Agora Policy: NUPRC, customs got more FAAC allocation than each of 4 geopolitical zones in January

Agora Policy: NUPRC, customs got more FAAC allocation than each of 4 geopolitical zones in January Agora Policy: NUPRC, customs got more FAAC allocation than each of 4 geopolitical zones in January

Agora Policy, an Abuja-based think tank, says three government-owned enterprises (GOE) received more federal account allocation committee (FAAC) revenue as cost-of-collection in January than each of four geopolitical zones.

The GOE are the Federal Inland Revenue Service (FIRS), which receives four percent of non-oil revenues; the Nigerian Upstream Petroleum Regulatory Commission (NUPRC), which gets four percent of royalties, rents and other revenues from the oil and gas sector; and the Nigeria Customs Service (NCS), which receives seven percent of customs duties and levies.

In a policy note titled ‘Why Nigeria’s Cost-of-Collection Approach is no Longer Tenable,’ the think tank said the idea of centrally collecting taxes and revenues remains sound.

The firm said this allows for ease and efficiency of collection and administration.


“But the idea of turning federal agencies into commission agents of the Federation is riddled with all sorts of problems. The cost-of-collection approach to rewarding and funding such agencies might have served a useful purpose at some point,” Agora Policy said.

“However, recent developments show that it is a flawed idea. It enables abuse, distortions, distractions and wasteful expenditures. The utility of the approach has been overtaken. It is thus no longer tenable.”

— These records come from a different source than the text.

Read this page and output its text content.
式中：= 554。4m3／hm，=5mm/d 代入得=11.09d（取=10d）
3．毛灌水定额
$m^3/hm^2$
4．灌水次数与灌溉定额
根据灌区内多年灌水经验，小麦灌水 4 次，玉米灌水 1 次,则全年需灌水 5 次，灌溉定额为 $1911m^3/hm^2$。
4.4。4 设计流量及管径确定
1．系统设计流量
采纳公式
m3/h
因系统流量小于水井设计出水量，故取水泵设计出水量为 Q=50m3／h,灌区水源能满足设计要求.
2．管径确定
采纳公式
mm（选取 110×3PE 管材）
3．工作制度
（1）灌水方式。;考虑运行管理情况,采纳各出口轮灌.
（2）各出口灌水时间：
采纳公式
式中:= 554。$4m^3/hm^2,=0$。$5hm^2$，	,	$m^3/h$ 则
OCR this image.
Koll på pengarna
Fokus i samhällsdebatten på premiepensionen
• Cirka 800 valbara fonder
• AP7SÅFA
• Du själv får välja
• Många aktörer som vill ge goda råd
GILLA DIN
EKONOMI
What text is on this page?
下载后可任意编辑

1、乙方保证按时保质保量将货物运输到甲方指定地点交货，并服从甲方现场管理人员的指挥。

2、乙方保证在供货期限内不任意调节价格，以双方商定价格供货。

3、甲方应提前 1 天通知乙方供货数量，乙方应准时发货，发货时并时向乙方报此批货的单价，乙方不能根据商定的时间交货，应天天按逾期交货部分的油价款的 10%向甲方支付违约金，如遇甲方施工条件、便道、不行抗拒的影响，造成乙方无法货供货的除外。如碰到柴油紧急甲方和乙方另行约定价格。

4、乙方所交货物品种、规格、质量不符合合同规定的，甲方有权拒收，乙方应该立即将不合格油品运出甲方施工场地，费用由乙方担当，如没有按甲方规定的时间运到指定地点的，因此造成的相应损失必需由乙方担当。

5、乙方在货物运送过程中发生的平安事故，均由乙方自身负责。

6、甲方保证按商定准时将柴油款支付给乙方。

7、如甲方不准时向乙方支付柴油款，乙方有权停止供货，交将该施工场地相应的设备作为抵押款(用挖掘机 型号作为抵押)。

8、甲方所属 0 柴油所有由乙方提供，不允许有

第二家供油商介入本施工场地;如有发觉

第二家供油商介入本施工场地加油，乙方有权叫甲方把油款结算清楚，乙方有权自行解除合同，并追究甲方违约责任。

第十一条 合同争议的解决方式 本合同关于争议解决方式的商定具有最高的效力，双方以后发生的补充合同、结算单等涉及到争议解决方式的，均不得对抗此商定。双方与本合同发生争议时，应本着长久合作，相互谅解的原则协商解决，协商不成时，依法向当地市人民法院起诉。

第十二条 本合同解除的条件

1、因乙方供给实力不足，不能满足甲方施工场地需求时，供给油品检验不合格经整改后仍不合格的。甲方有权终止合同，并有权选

Agora Policy said a review of the fully disaggregated data on FAAC disbursements, as published by the National Bureau of Statistics (NBS), highlights some of the contradictions the arrangement has created.


“For example, in January 2024, FIRS received N43.35bn as cost of collection. None of the 36 states of the federation received up to this amount as federation allocation,” the think tank said.

“The state with the highest gross allocation for the month, Delta state, got N39.59bn, which means that FIRS not only received an amount more than what each of all the 36 states but also got 109.49% of the allocation of the state with the highest gross allocation. 

“It is interesting to note that customs received N16.27bn, the lowest cost of collection for the month. But what Customs got was higher than what each of the 31 states received as gross allocation for the month.

“There is even a more incongruous dimension. The three agencies received a total of N78.30bn as the cost of collection for January 2024.


“But the gross allocations to the six geo-political zones for the same month were as follows: N56.60bn for the north-east; N55.58bn for the north-central; N76.09bn for the north-west; N47.75bn for the south-east; N141.85bn for the south-south; and N86.60bn for the south-west. 

“This shows that for the month, the cost of collection received by the three agencies (N78.30bn) was higher than the gross FAAC allocations to each of four geo-political zones in the country: north east, north-central, north-west and south-east. 

“The south-south and south-west got more than what the three agencies received only on account of 13 percent derivation for the oil producing states and the allocation of N21.28bn as the net allocation to Lagos State for value-added tax (VAT).”



Agora Policy said the cost of collecting revenue by the GOEs should be reviewed.

“One glaring issue is that the increase in revenue is not necessarily a product of increased efforts. The three agencies (NCS, FIRS and NUPRC) will rake in more money and collect higher commissions simply because of the depreciation of value of the Naira, which is the effect of monetary policy. This is basically rent transfer,” the think tank said.


“Two, these agencies are getting more allocations at the expense of others, including states and zones that have millions of citizens to cater for and a slew of challenges to tackle. 

“Three, giving agencies a portion of the revenue that passes through them has created a perverse incentive where they prioritise revenue collection and de-emphasise the other parts of their work even if at a cost to the larger economy. 


“The fourth issue is that most government agencies want to become commission agents or revenue-generating agencies. This distracts them from their core mandates and leads to imposition of heavy costs on individuals and businesses.

“The last problem is that the quantum of money available to these agencies predisposes them to extravagance, opacity and graft.”



Contrary to the one percent  cost of collection proposed by the presidential committee of fiscal policy and tax reforms, Agora Policy said the approach is defective and cannot be fixed simply by reducing the percentage charged,

“Our position is that the three agencies should be funded, and well-funded, via appropriation by the federal government,” Agora Policy said. 

“They are providing important services and adequate provisions should be made for them. But their budgets should be based on verifiable, justifiable and reasonable needs.

“Increase in budgetary provisions for them should be tied to expected improvements and returns, as opposed to the current practice where expenditure routinely rises to meet available money.”

According to the firm, the government should aim for adequate and predictable funding for these important agencies.

The policy document also recommended that the government should receive an extra but minimal percentage as allocation for collecting revenues on behalf of the federation, and performance bonuses be given to these agencies to incentivise them – but this should be when they surpass pre-agreed revenue targets.

Agora Policy said the cost of collection should be jettisoned for a more transparent, prudent and accountable approach.